A Treviso tre milioni per cacciare dal Sile gamberi americani e tartarughe straniere

CASALE. Tra tartarughe esotiche, gamberi della Louisiana, e siluri che nemmeno in Amazzonia: l’ecosistema del Sile cominciava ad assomigliare più a quello di un corso d’acqua americano, che non a quello del fiume di risorgiva più lungo d’Europa. . Con il progetto Sillife, finanziato con 3 milioni dall’Unione Europea, si è riportato un po’ di ordine. Tre anni di progetti e interventi che consegnano alla Marca un fiume migliore; i risultati sono stati presentati ieri al Sant’Artemio nel convegno conclusivo. Diverse le azioni messe in atto, ma una delle più impattanti ha riguardato il contenimento delle specie non autoctone invasive.
Sono stati catturati 9.000 gamberi della Louisiana, 155 tartarughe americane e oltre 1. 200 siluri, specie che risulta confinata alla parte inferiore del Sile, del fiume Musestre e dello scolo Serva.
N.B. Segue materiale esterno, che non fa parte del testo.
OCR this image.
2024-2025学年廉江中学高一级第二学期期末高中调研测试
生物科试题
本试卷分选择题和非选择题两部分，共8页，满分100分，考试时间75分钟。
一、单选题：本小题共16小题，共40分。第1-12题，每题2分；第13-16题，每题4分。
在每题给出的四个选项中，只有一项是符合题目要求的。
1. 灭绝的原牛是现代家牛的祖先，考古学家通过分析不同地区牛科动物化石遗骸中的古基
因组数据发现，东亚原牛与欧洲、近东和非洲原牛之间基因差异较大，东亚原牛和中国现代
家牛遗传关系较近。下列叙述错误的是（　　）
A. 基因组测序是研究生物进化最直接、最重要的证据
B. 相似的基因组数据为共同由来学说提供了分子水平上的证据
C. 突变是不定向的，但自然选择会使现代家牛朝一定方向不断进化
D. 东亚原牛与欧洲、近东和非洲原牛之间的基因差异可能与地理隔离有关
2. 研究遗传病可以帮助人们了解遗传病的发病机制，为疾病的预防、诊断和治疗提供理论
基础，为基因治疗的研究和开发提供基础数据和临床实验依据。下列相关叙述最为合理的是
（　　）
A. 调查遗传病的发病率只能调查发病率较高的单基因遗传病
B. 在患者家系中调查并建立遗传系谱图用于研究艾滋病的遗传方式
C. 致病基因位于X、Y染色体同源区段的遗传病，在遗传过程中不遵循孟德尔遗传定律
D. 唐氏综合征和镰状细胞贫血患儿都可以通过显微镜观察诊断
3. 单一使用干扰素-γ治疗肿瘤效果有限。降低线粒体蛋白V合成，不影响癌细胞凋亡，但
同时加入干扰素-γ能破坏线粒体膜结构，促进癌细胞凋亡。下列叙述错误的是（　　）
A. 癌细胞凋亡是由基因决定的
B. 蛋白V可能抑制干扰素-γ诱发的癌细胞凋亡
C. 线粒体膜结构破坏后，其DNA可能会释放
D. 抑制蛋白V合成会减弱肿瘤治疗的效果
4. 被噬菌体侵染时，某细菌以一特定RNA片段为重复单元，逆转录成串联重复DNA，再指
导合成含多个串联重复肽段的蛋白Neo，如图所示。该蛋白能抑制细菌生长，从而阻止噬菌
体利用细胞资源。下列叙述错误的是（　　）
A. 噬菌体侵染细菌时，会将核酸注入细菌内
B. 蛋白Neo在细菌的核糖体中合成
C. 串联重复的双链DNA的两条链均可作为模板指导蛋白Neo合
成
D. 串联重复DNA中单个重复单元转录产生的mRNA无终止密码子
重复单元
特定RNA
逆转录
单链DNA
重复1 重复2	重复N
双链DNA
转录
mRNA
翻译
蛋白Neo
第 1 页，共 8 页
Se le prime specie, dopo la cattura, sono state uccise, attraverso congelamento e poi incenerimento, le tartarughe sono state “pensionate” in centri specializzati.

«Per quanto riguarda gamberi e siluri l’eradicazione totale è impossibile, anche perché il gambero è terricolo, quindi si può spostare anche da alcune zone ad altre» spiega Marco Zanetti della Bioprogramm, partner tecnico del progetto. «Sono specie che vanno periodicamente controllate, e questa è una delle sfide per il futuro del Sile, ora che il progetto europeo è concluso. Per le tartarughe, invece, è diverso. Catturando quelle americane abbiamo già notato un rapido ripopolamento degli esemplari nostrani». Insomma, le nostre tartarughe si sono liberate del colonialismo americano. Il Sile inoltre è ritornato ad essere popolato da alcuni pesci che erano spariti per diverse cause ambientali.

Sillife ha consentito di immettere 55.000 esemplari giovani di trota marmorata e 19.000 di temolo adriatico. Sono state inoltre studiate e consolidate le popolazioni di fauna ittica protetta come il panzarolo, lo scazzone e la lampreda padana.
Ma se il Sile sembra dare segnali incoraggianti, dal punto di vista dell’inquinamento l’emergenza è su alcuni affluenti. «Negli anni ’80 e’90 il fosso Corbetta, a Vedelago, era in condizioni ottimali, ora ha un inquinamento molto marcato, ed è vicino alla risorgive.
Anche i dati raccolti nel Serva e nel Piovega mostrano qualità scadenti», continua Zanetti. «Nella zona delle sorgenti servirebbe un agricoltura più rispettosa, regole che limitino l’uso di fertilizzanti. In tutto il bacino del Sile l’inquinamento però deriva anche da altre fonti, industriale e, viene da dire, anche dal sottosuolo visto il numero di cave e di discariche».
Il progetto Sillife però ora si è chiuso, e serviranno altre risorse per non rendere inutile la spesa dei primi tre milioni. Le incertezze sull’assetto istituzionale del Parco del Sile, commissariato non si ancora con che destino, e delle Province, a secco di fondi non aiutano.
«La tutela e la salvaguardia del patrimonio ambientale, naturalistico e delle sue biodiversità, è l’inderogabile vincolo nel quale convogliare i nostri sforzi», ha detto il presidente della Provincia Stefano Marcon nel corso del “riassunto” di questi anni di lavoro sul “fiume di Treviso”. «È l’azione tecnico-scientifica unita a quella della strategia di indirizzo politico, il vero strumento per la prevenzione, il controllo e il contrasto in modo consapevole a tutela e salvaguardia della natura, dei nostri beni naturali e dei loro valori caratteristici ed identitari: patrimonio a protezione della comunità tutta».